Before you get into a big bar bet, better check this out.

Beyond the obvious interest in the subject, I am really impressed with how he set the whole test up. Just enough science to make it pretty reliable, with still some room to exercise your woodworking muscle instead of paying someone to weld up something fancy!

Kindly,

Lee


----------



## richgreer (Dec 25, 2009)

That was interesting. Thanks for sharing.

I've always felt a good box joint was as strong as a dovetail joint, but a dovetail joint can be a little showier.

This confirmed that.


----------



## jusfine (May 22, 2010)

Thanks Lee, you are right, an impressive simple test.

If I hadn't read Rich's comment, I would not have thought the dovetail would have been weaker.


----------



## beckerswoodworks (Dec 26, 2009)

Not a very fair test when he's got nearly twice as many finger joints as dovetail joints which means nearly double the glue surface.


----------



## SCR0LL3R (May 28, 2010)

But if you tried to put that many dovetails on the same piece, would it be any stronger? I wonder what the optimal number of dovetails would be in that example. Also, even with more fingers, the box joint was quicker to make.

The way I see it is that I would expect the optimal number of fingers in a box joint would be stronger than the optimal dovetail joint.


----------



## childress (Sep 14, 2008)

I remember this test he did a while ago….


----------



## Viktor (Jan 15, 2009)

Box joint is obviously stronger than dovetail (given sufficient glue area in both cases). No need for testing here. 
In finger joint cross sectional area of all fingers at their base, where failure occurs, on one piece (A1) = cross sectional area of all fingers on the other piece (A2), and both =0.5 of the total cross section (At). 
A1+A2=At
In dovetail joint regardless of the number of pins and tails or their arrangement either A1 < 0.5At or A2 < 0.5At.
A1+A2 < At
This happens because tails have sloping sides, i.e. portion of the grain is undercut.


----------



## Viktor (Jan 15, 2009)

In fact, finger joint has a threshold after which failure occurs in fingers rather than along glued surface. After this threshold increase in number of fingers does not compromise strength.
In dovetails, after optimal number and proportion of pins and tails is reached adding more pin/tails will weaken the joint.


----------



## Greedo (Apr 18, 2010)

i believe i saw this on his site long time ago.
for me dovetails are something of the past when all was done by hand, and when modern glue wasn't available.
but today it's purely for visual effect, since a glue joint today is more solid than wood, it's the wood that will fail first. so with dovetails you put all the stress in the narrowest part of the dovetails.

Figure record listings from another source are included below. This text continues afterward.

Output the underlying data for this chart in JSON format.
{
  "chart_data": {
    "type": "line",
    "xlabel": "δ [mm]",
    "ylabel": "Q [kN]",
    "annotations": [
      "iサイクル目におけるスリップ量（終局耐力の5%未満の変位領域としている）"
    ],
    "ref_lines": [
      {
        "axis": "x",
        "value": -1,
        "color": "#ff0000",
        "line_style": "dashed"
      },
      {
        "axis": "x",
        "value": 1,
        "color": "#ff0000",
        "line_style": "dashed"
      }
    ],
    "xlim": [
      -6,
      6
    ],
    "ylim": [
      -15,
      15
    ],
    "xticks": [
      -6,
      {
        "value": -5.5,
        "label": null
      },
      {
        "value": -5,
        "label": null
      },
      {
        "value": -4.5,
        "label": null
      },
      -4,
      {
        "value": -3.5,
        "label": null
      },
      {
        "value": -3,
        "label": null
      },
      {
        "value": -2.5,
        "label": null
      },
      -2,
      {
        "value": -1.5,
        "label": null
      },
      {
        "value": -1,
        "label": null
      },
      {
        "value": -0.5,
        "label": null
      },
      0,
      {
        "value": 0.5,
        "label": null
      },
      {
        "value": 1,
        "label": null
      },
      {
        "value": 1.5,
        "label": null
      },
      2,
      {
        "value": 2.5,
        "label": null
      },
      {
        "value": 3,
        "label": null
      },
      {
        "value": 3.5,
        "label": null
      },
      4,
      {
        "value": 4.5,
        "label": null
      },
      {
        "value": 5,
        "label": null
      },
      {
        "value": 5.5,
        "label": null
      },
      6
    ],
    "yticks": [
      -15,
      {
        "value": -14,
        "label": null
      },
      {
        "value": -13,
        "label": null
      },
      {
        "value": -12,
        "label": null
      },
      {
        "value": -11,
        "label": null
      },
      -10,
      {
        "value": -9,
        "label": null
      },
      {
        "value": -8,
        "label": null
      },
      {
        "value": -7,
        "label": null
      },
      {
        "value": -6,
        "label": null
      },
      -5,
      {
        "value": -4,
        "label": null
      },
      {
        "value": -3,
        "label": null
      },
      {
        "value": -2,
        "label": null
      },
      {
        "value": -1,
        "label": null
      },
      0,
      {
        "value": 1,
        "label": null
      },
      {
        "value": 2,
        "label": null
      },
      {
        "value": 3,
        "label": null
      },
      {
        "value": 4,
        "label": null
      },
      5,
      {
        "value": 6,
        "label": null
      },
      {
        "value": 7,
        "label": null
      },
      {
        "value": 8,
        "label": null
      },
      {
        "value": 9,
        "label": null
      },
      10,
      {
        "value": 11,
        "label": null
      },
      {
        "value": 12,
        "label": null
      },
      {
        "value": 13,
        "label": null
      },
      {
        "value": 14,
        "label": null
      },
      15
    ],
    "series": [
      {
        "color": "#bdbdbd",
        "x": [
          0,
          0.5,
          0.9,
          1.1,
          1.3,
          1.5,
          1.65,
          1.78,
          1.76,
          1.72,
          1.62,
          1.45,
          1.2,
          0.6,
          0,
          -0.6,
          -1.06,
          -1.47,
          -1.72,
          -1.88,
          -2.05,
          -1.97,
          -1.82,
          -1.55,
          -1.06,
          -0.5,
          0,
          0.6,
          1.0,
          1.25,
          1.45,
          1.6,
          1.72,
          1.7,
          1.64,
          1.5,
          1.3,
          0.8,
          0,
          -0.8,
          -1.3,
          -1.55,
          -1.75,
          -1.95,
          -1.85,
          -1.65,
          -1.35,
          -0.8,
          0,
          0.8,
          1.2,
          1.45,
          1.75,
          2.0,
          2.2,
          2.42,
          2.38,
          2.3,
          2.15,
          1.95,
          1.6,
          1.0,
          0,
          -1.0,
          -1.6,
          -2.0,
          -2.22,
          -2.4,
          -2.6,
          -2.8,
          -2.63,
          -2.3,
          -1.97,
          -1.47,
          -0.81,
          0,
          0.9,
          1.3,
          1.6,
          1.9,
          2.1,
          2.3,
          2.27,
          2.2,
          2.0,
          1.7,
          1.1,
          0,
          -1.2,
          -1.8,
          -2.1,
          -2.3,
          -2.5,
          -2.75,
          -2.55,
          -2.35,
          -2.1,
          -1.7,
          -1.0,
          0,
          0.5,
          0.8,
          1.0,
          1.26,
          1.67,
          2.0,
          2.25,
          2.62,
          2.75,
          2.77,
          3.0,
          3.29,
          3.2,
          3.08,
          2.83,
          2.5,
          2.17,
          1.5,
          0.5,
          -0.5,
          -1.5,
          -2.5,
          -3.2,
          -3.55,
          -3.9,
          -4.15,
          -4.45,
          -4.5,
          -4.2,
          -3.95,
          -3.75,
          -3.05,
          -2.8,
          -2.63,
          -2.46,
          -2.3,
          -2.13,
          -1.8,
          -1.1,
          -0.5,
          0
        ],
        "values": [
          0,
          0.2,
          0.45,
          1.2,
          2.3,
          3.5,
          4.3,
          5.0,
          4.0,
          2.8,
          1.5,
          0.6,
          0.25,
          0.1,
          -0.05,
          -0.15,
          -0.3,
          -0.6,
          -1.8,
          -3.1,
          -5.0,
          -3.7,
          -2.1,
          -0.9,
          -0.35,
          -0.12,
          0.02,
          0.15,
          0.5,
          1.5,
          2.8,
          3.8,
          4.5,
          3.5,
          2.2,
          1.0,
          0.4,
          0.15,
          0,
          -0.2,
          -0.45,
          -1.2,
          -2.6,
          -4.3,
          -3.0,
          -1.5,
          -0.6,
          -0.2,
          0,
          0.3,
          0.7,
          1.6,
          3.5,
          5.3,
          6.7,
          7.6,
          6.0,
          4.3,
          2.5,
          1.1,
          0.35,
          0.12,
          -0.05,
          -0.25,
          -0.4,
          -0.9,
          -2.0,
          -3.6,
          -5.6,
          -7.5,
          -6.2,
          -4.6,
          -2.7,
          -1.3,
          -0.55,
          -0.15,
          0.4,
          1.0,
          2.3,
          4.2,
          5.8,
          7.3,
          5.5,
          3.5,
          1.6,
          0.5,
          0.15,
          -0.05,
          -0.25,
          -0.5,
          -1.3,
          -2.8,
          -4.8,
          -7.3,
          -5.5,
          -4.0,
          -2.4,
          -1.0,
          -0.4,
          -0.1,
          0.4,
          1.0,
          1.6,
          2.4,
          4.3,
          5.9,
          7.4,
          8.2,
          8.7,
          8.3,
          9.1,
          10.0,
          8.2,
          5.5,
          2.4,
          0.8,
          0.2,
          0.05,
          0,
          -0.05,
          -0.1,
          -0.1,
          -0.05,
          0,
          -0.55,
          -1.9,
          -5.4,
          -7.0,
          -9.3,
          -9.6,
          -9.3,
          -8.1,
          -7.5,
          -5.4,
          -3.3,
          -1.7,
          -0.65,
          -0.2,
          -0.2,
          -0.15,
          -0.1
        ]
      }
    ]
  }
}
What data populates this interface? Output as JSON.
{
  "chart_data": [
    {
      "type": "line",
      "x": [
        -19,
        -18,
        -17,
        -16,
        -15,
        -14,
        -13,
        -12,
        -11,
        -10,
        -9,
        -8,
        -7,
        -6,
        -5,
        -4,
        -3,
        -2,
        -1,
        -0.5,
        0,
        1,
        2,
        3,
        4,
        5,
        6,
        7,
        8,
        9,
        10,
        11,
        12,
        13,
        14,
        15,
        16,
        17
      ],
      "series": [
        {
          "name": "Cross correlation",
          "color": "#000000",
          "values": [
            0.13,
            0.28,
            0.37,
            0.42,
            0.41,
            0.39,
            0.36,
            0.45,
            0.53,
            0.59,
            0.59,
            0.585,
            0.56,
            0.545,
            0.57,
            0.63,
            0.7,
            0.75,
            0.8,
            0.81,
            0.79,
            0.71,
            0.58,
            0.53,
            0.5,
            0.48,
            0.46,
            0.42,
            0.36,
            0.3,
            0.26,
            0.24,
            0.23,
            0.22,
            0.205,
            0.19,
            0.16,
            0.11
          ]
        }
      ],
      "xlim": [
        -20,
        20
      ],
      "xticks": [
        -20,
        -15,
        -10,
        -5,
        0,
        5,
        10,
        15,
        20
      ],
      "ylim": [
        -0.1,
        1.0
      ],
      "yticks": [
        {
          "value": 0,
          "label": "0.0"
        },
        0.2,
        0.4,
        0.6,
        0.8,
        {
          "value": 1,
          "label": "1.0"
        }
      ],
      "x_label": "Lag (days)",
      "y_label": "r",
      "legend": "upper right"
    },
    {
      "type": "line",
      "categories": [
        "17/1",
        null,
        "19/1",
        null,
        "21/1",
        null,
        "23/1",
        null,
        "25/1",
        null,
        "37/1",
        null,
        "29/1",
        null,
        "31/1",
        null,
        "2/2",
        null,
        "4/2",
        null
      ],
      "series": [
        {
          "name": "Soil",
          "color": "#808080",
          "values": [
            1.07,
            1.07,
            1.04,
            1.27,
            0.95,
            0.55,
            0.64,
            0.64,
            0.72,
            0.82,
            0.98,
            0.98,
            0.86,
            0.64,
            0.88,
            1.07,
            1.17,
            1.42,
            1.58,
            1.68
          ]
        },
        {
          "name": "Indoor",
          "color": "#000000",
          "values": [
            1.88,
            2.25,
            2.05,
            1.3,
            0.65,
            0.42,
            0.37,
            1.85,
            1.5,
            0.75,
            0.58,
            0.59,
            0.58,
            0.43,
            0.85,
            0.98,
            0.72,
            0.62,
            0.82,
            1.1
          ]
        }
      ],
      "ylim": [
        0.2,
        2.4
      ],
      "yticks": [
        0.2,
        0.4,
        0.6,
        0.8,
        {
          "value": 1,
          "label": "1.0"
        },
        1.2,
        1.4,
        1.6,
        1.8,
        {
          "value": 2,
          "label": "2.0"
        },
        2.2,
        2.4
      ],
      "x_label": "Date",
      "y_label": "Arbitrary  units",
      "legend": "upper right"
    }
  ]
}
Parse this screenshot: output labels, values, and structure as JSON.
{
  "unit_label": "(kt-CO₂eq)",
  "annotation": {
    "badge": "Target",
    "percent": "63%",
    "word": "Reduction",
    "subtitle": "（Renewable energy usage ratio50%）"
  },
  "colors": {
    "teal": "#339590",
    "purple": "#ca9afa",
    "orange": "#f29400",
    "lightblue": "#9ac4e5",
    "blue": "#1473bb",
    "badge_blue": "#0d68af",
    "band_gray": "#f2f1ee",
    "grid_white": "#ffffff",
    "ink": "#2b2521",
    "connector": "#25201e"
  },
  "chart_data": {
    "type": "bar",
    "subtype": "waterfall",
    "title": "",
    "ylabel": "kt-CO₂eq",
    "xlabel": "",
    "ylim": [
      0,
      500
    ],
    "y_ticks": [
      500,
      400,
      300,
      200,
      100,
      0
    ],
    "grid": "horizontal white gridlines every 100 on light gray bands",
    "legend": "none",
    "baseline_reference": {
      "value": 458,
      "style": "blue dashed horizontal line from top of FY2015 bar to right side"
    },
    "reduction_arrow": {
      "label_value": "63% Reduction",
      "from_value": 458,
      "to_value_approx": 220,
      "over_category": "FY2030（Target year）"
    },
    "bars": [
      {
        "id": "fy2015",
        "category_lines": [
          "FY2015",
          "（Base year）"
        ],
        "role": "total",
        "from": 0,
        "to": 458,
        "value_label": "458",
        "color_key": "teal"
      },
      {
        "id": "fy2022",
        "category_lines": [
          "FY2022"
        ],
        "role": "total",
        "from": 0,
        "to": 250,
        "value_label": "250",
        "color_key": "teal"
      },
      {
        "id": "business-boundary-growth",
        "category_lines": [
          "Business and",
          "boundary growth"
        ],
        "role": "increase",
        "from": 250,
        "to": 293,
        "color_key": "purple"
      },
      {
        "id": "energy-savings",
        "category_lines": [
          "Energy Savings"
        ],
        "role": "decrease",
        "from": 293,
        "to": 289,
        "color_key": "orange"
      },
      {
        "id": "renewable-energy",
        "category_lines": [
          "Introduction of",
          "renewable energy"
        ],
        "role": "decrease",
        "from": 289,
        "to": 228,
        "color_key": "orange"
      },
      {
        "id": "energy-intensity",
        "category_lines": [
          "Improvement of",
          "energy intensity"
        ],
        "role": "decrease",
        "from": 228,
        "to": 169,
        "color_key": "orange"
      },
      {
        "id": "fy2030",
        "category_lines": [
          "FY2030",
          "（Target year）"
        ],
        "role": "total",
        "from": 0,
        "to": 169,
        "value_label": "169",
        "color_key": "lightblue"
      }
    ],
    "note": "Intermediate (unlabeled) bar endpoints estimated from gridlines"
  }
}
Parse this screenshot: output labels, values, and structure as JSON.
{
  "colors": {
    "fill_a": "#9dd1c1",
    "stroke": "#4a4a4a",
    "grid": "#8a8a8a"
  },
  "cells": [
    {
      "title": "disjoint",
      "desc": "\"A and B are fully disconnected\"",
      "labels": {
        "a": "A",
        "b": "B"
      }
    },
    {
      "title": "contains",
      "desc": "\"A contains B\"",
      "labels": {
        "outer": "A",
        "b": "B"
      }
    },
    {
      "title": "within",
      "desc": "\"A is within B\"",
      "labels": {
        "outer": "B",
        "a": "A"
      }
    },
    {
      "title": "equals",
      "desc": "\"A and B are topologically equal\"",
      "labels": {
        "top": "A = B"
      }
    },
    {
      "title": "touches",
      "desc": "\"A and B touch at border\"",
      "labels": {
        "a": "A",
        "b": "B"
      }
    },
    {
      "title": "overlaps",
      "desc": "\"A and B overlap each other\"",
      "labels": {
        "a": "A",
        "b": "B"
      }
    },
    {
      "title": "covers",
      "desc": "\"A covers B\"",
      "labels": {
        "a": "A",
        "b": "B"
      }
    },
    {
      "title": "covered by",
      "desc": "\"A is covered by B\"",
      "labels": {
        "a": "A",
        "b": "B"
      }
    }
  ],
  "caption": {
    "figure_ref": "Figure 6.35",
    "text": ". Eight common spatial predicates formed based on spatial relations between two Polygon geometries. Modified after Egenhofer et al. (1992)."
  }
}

but then this is kind of pointless, both methods almost overengeneered anyway, theres 100+ year old drawer chests here that have huge drawers joined by simple nailed rabbets, and they hold up just fine!


----------



## Viktor (Jan 15, 2009)




----------



## richgreer (Dec 25, 2009)

Viktor - I find your graft interesting and insightful. THank you.

Can you comment on the optimal number of pin/tails?


----------



## IrreverentJack (Aug 13, 2010)

Matthias Wandel is impressive. Fine WoodWorking did a more exten$ive joint test. -Jack


----------



## beckerswoodworks (Dec 26, 2009)

Great points Skarp. I'm also in the "Does it look nice, and still remain strong?" camp. They're both strong enough and making anything stronger than strong enough is wasted effort. So deciding which to use should be based primarily on how nice you want something to look and how much work it takes. I don't think that means dovetails will always win though. Green and Green style has some pretty nice looking finger joints.


----------



## Viktor (Jan 15, 2009)

Rich, optimal number will depend on glue strength and wood properties (compression vs tensile strength, etc.). In other words I don't know  May be someone cares to conduct an experiment?


----------